Ancient Babylonia - The Ziggurats
One of the most important aspects of Babylonian religion and tradition, and
probably the best known, is the ziggurat.
Ziggurats were huge "stepped" structures with, on their summit, far above the
ground, a temple. This Temple would have been to the city god. The city
ziggurat would easily be the most conspicuous building in the city, towering above any
visitors coming to their city. Therefore the ziggurat was not just a religious
center but also a center of civic pride. Any visitor could not but see the
ziggurat. The ziggurats were built on an immense scale: in the time of Hammurapi
they would sometimes reach the height of 150 feet. Around the base there might
be more temples or in some case accommodation for priests.
Some of the earliest proper ziggurats were built by Ur-Nammu (2112-2095), a
late Sumerian king of Ur. These were with three "steps" but later Ziggurats had
as many as seven "steps".
Similar structures to ziggurats have been discovered at the other side of the
world, in Central America. The Aztecs and other people inhabiting the area
built huge "stepped" structures for worshipping their gods. These however were some
3000 years after the early Mesopotamian ziggurats.
What part did Ziggurats play in Religion?

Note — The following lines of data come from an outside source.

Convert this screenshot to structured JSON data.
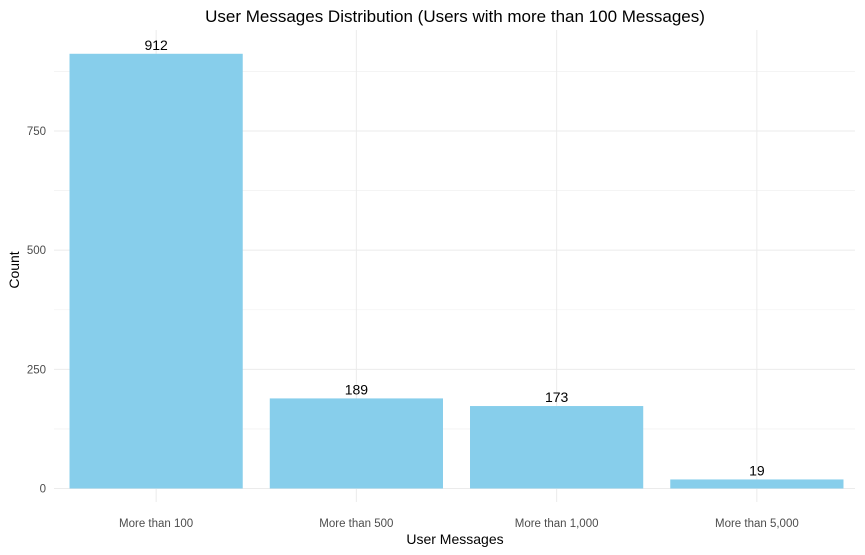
{
  "chart_data": {
    "type": "bar",
    "title": "User Messages Distribution (Users with more than 100 Messages)",
    "xlabel": "User Messages",
    "ylabel": "Count",
    "categories": [
      "More than 100",
      "More than 500",
      "More than 1,000",
      "More than 5,000"
    ],
    "values": [
      912,
      189,
      173,
      19
    ],
    "data_labels": [
      "912",
      "189",
      "173",
      "19"
    ],
    "y_ticks": [
      0,
      250,
      500,
      750
    ],
    "y_tick_labels": [
      "0",
      "250",
      "500",
      "750"
    ],
    "ylim": [
      0,
      957.6
    ],
    "grid": true,
    "legend": "none",
    "bar_color": "#87CEEB"
  }
}
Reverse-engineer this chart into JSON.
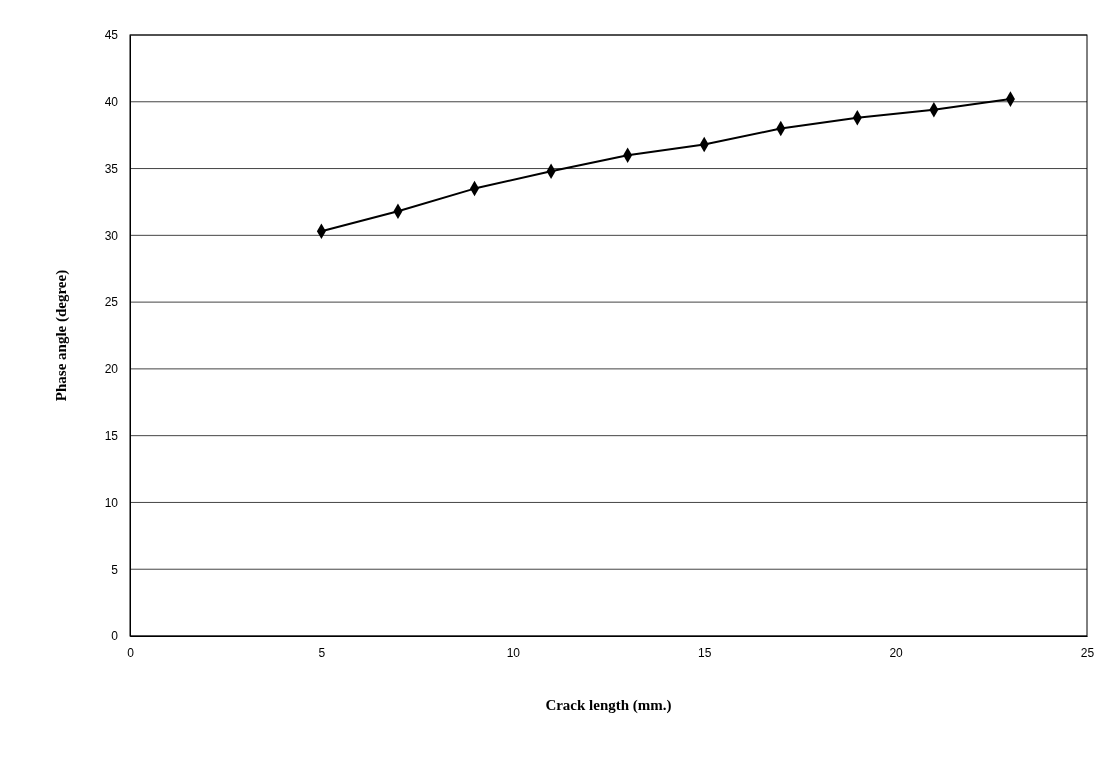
{
  "chart_data": {
    "type": "line",
    "xlabel": "Crack length (mm.)",
    "ylabel": "Phase angle (degree)",
    "x": [
      5,
      7,
      9,
      11,
      13,
      15,
      17,
      19,
      21,
      23
    ],
    "series": [
      {
        "color": "#000000",
        "values": [
          30.3,
          31.8,
          33.5,
          34.8,
          36.0,
          36.8,
          38.0,
          38.8,
          39.4,
          40.2
        ]
      }
    ],
    "xlim": [
      0,
      25
    ],
    "xticks": [
      0,
      5,
      10,
      15,
      20,
      25
    ],
    "ylim": [
      0,
      45
    ],
    "yticks": [
      0,
      5,
      10,
      15,
      20,
      25,
      30,
      35,
      40,
      45
    ],
    "grid": "y",
    "marker": "diamond",
    "line_style": "solid"
  }
}
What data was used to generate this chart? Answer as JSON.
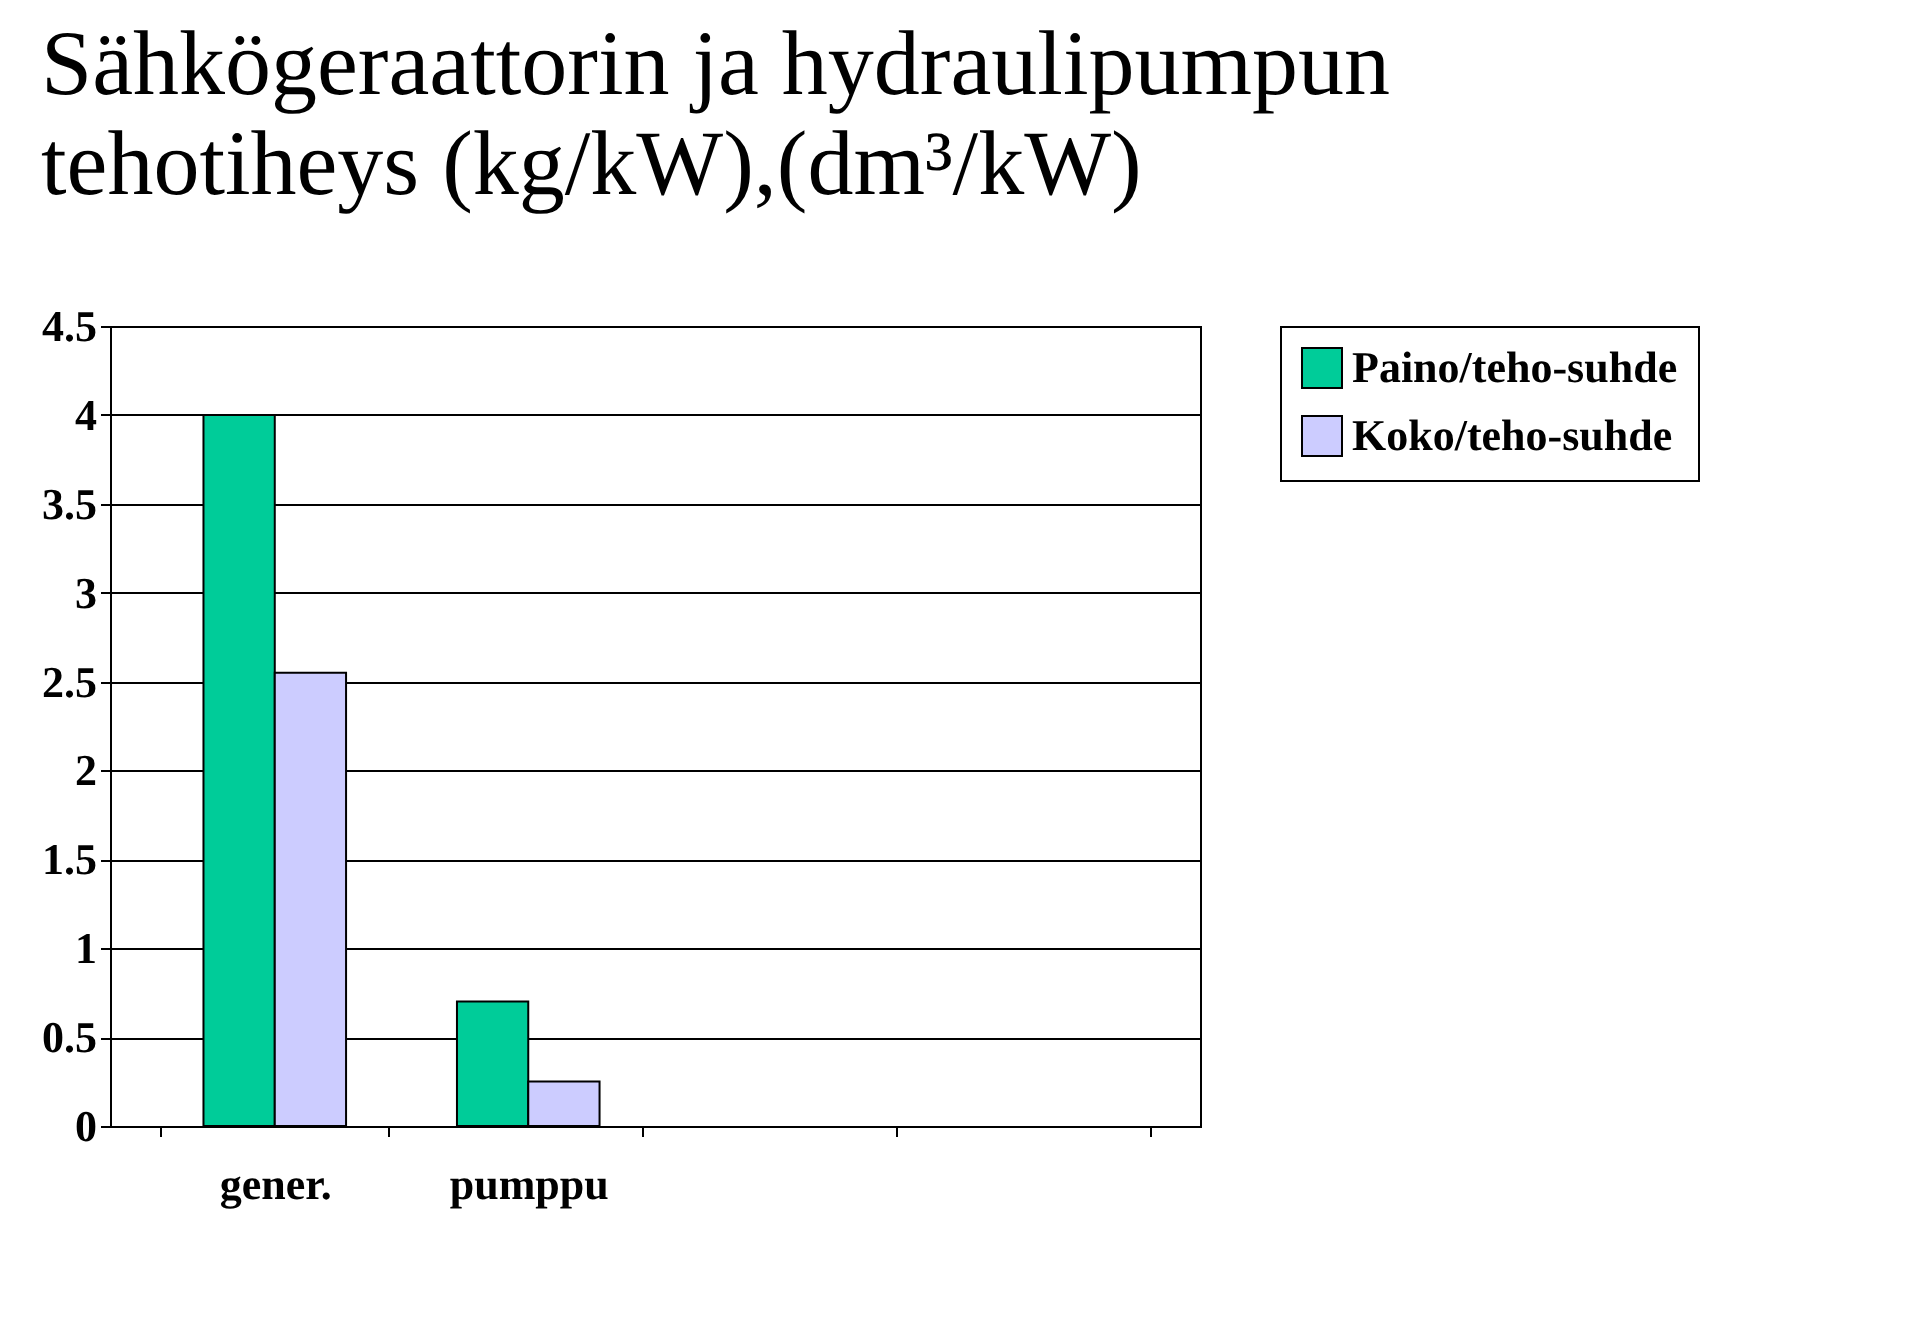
{
  "chart_data": {
    "type": "bar",
    "title": "Sähkögeraattorin ja hydraulipumpun tehotiheys (kg/kW),(dm³/kW)",
    "categories": [
      "gener.",
      "pumppu",
      null,
      null
    ],
    "series": [
      {
        "name": "Paino/teho-suhde",
        "color": "#00cc99",
        "values": [
          4.0,
          0.7,
          null,
          null
        ]
      },
      {
        "name": "Koko/teho-suhde",
        "color": "#ccccff",
        "values": [
          2.55,
          0.25,
          null,
          null
        ]
      }
    ],
    "ylim": [
      0,
      4.5
    ],
    "yticks": [
      0,
      0.5,
      1,
      1.5,
      2,
      2.5,
      3,
      3.5,
      4,
      4.5
    ],
    "grid": "y",
    "legend": "right"
  }
}
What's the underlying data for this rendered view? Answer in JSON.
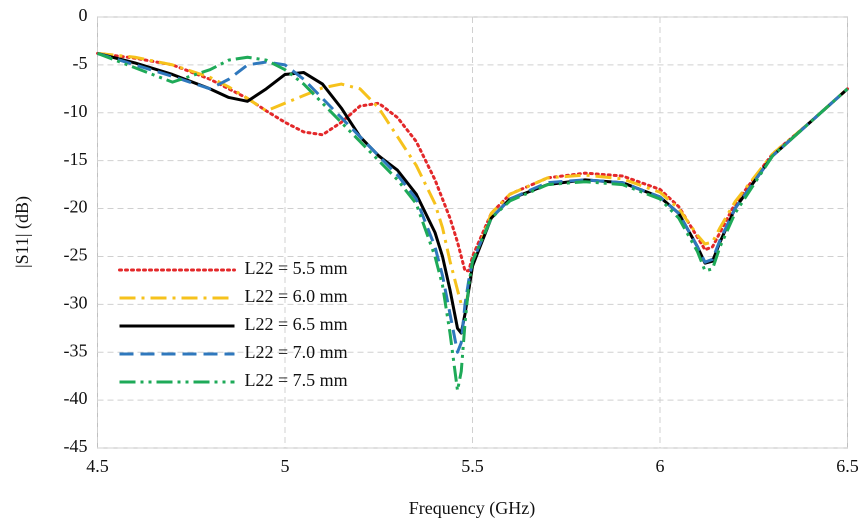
{
  "chart_data": {
    "type": "line",
    "x_label": "Frequency (GHz)",
    "y_label": "|S11| (dB)",
    "x": [
      4.5,
      4.6,
      4.7,
      4.8,
      4.85,
      4.9,
      4.95,
      5.0,
      5.05,
      5.1,
      5.15,
      5.2,
      5.25,
      5.3,
      5.35,
      5.4,
      5.42,
      5.44,
      5.46,
      5.47,
      5.48,
      5.49,
      5.5,
      5.55,
      5.6,
      5.7,
      5.8,
      5.9,
      6.0,
      6.05,
      6.1,
      6.12,
      6.14,
      6.16,
      6.2,
      6.3,
      6.4,
      6.5
    ],
    "xlim": [
      4.5,
      6.5
    ],
    "xticks": [
      4.5,
      5,
      5.5,
      6,
      6.5
    ],
    "ylim": [
      -45,
      0
    ],
    "yticks": [
      -45,
      -40,
      -35,
      -30,
      -25,
      -20,
      -15,
      -10,
      -5,
      0
    ],
    "grid": true,
    "legend": "lower-left",
    "series": [
      {
        "name": "L22 = 5.5 mm",
        "color": "#e3282a",
        "dash": "2 4",
        "values": [
          -3.8,
          -4.3,
          -5,
          -6.5,
          -7.5,
          -8.5,
          -9.8,
          -11,
          -12,
          -12.3,
          -11,
          -9.3,
          -9,
          -10.5,
          -13,
          -17,
          -19,
          -21,
          -23.5,
          -25,
          -26.5,
          -26.5,
          -25,
          -20.5,
          -18.5,
          -16.8,
          -16.3,
          -16.6,
          -18,
          -19.8,
          -23,
          -24.3,
          -24,
          -22.5,
          -19.5,
          -14.3,
          -11,
          -7.5
        ]
      },
      {
        "name": "L22 = 6.0 mm",
        "color": "#f6c21c",
        "dash": "16 6 3 6",
        "values": [
          -3.8,
          -4.2,
          -5,
          -6.3,
          -7.3,
          -8.5,
          -9.8,
          -9,
          -8.2,
          -7.4,
          -7,
          -7.5,
          -9.5,
          -12.5,
          -15.5,
          -19.5,
          -22,
          -25.5,
          -28.5,
          -30,
          -30.5,
          -28.5,
          -26,
          -20.5,
          -18.5,
          -16.8,
          -16.5,
          -16.9,
          -18.3,
          -20,
          -22.8,
          -23.7,
          -23.5,
          -22,
          -19.3,
          -14.3,
          -11,
          -7.5
        ]
      },
      {
        "name": "L22 = 6.5 mm",
        "color": "#000000",
        "dash": "",
        "values": [
          -3.8,
          -4.8,
          -6,
          -7.5,
          -8.4,
          -8.8,
          -7.5,
          -6,
          -5.8,
          -7,
          -9.5,
          -12.5,
          -14.5,
          -16,
          -18.5,
          -22.5,
          -25,
          -28.5,
          -32.5,
          -33,
          -31,
          -28.5,
          -26,
          -21,
          -19,
          -17.5,
          -17,
          -17.3,
          -18.8,
          -20.5,
          -24,
          -25.7,
          -25.5,
          -23.5,
          -20,
          -14.5,
          -11,
          -7.5
        ]
      },
      {
        "name": "L22 = 7.0 mm",
        "color": "#2f78bd",
        "dash": "14 7",
        "values": [
          -3.8,
          -5,
          -6.2,
          -7.5,
          -6.5,
          -5,
          -4.7,
          -5,
          -6.5,
          -8.5,
          -10.5,
          -12.5,
          -14.5,
          -16.5,
          -19,
          -24,
          -27,
          -31,
          -35,
          -34,
          -30,
          -27.5,
          -25.5,
          -21,
          -19,
          -17.3,
          -17,
          -17.3,
          -18.8,
          -20.5,
          -24,
          -25.6,
          -25.3,
          -23.3,
          -20,
          -14.5,
          -11,
          -7.5
        ]
      },
      {
        "name": "L22 = 7.5 mm",
        "color": "#1eaa58",
        "dash": "16 5 3 5 3 5",
        "values": [
          -3.8,
          -5.3,
          -6.8,
          -5.5,
          -4.5,
          -4.2,
          -4.5,
          -5.5,
          -7,
          -9,
          -11,
          -13,
          -15,
          -17,
          -19.5,
          -25,
          -28,
          -33,
          -39,
          -37,
          -32,
          -28,
          -25.5,
          -21,
          -19.2,
          -17.5,
          -17.2,
          -17.5,
          -19,
          -21,
          -24.5,
          -26.5,
          -26.3,
          -24,
          -20.5,
          -14.5,
          -11,
          -7.5
        ]
      }
    ]
  }
}
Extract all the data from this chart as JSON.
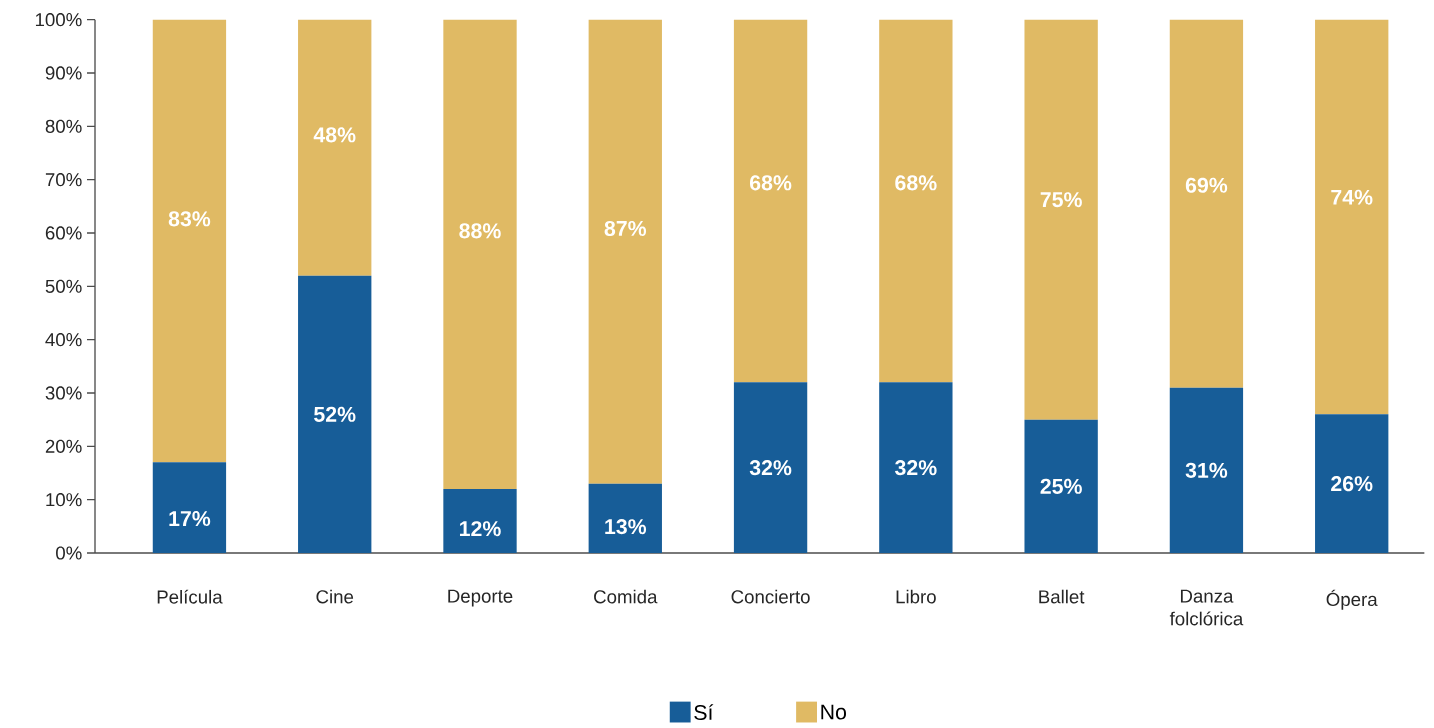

Ziggurats were built to reach nearer the heavens. This was so the gods could
be contacted and worshipped. Obviously the same can be done on ground level but
on top of the ziggurat they would be "nearer the god".
The Babylonians, and others of their religion, gave rich offerings to the gods
and built splendid temples. Similarly they built ziggurats. The size and
splendor of a ziggurat would show the city and king’s devotion to the particular city god being worshipped. They might have
temples to other gods but they would only have a ziggurat to the city god.
The Building of the Tower of Babel,
by Abel Grimmer (1570-1619)
The Tower of Babel
Of the ziggurat built in Babylon at the time of Hammurapi we know little but
there is a large amount of documentation of the ziggurat that existed in the
time of Nebuchadnezzar II (605-562 BC) who deported the Jews.
This was a ziggurat already old by the time of his reign and could have been
the same as the ziggurat that existed in the reign of Hammurapi. Its Babylonian
name was "Etemenanki" (see below) which means in English "House of the platform of Heaven and Earth".
This temple is often associated with the famous Tower of Babel which men built
to rival God. Indeed so it must have seemed to an Israelite observer whose
cities were often no more than the size of our villages. They would be confronted
first with the size of the city, which encompassed, at that time, both sides of
the Euphrates. Babylon in the time of Nebuchadnezzar II was large even by our
standards. In the city they would see the ziggurat, which would seem to them,
usually living in single story houses, to reach almost to heaven. Many Jews
would have seen it with their own eyes when they were deported to Babylon in about
600 BC. This would have no doubt reminded them of the events at the Tower of
The Bible reveals very little about the ziggurat. There are other sources
outside of the Bible that reveal what a Ziggurat is. We have a Babylonian tablet
that gives us the dimensions of the ziggurat at the time of Nebuchadnezzar II.
The ziggurat’s condition declined and it was in ruins when Alexander arrived in 331 BC.
The restored remains of the great ziggurat
of ancient Ur, in southern Iraq. It was built
with similar characteristics as the Tower of
Babel mention in the Bible (see Gen 10).
(House of the platform of Heaven and Earth)
Thanks to a tablet that has been found we are in the possession of most of the
dimensions of the ziggurat:
Dimensions of the Babylonian Ziggurat
- st step 300ft by 300ft 110ft high
2nd step 260ft by 260ft 60ft high
3rd step 200ft by 200ft 20ft high
4th step 170ft by 170ft 20ft high
5th step 140ft by 140ft 20ft high
6th step ? 20ft high?
7th step 70ft by 80ft 50ft high
The scribe omitted the dimensions of the sixth step but its height was
probably twenty feet.
This means that the temple situated on the very top of the ziggurat was three
hundred feet high.
The main structure of the ziggurat was trodden clay but there was a layer of
bricks on the outside. The top of the ziggurat was reached by a broad stairway
going up the side. This stairway was said to be thirty feet wide. Around the
base of the ziggurat was a line of buildings. These were storerooms, accommodation
for priests and others connected with the temple.
Babylon in the time of Nebuchadnezzar II.
At its heart was Esagila, a huge sanctuary
complex which contained the temple of Marduk,
and E-Temen-an-ki, the great ziggurat of Babylon,
probably the prototype of the Tower of Babel.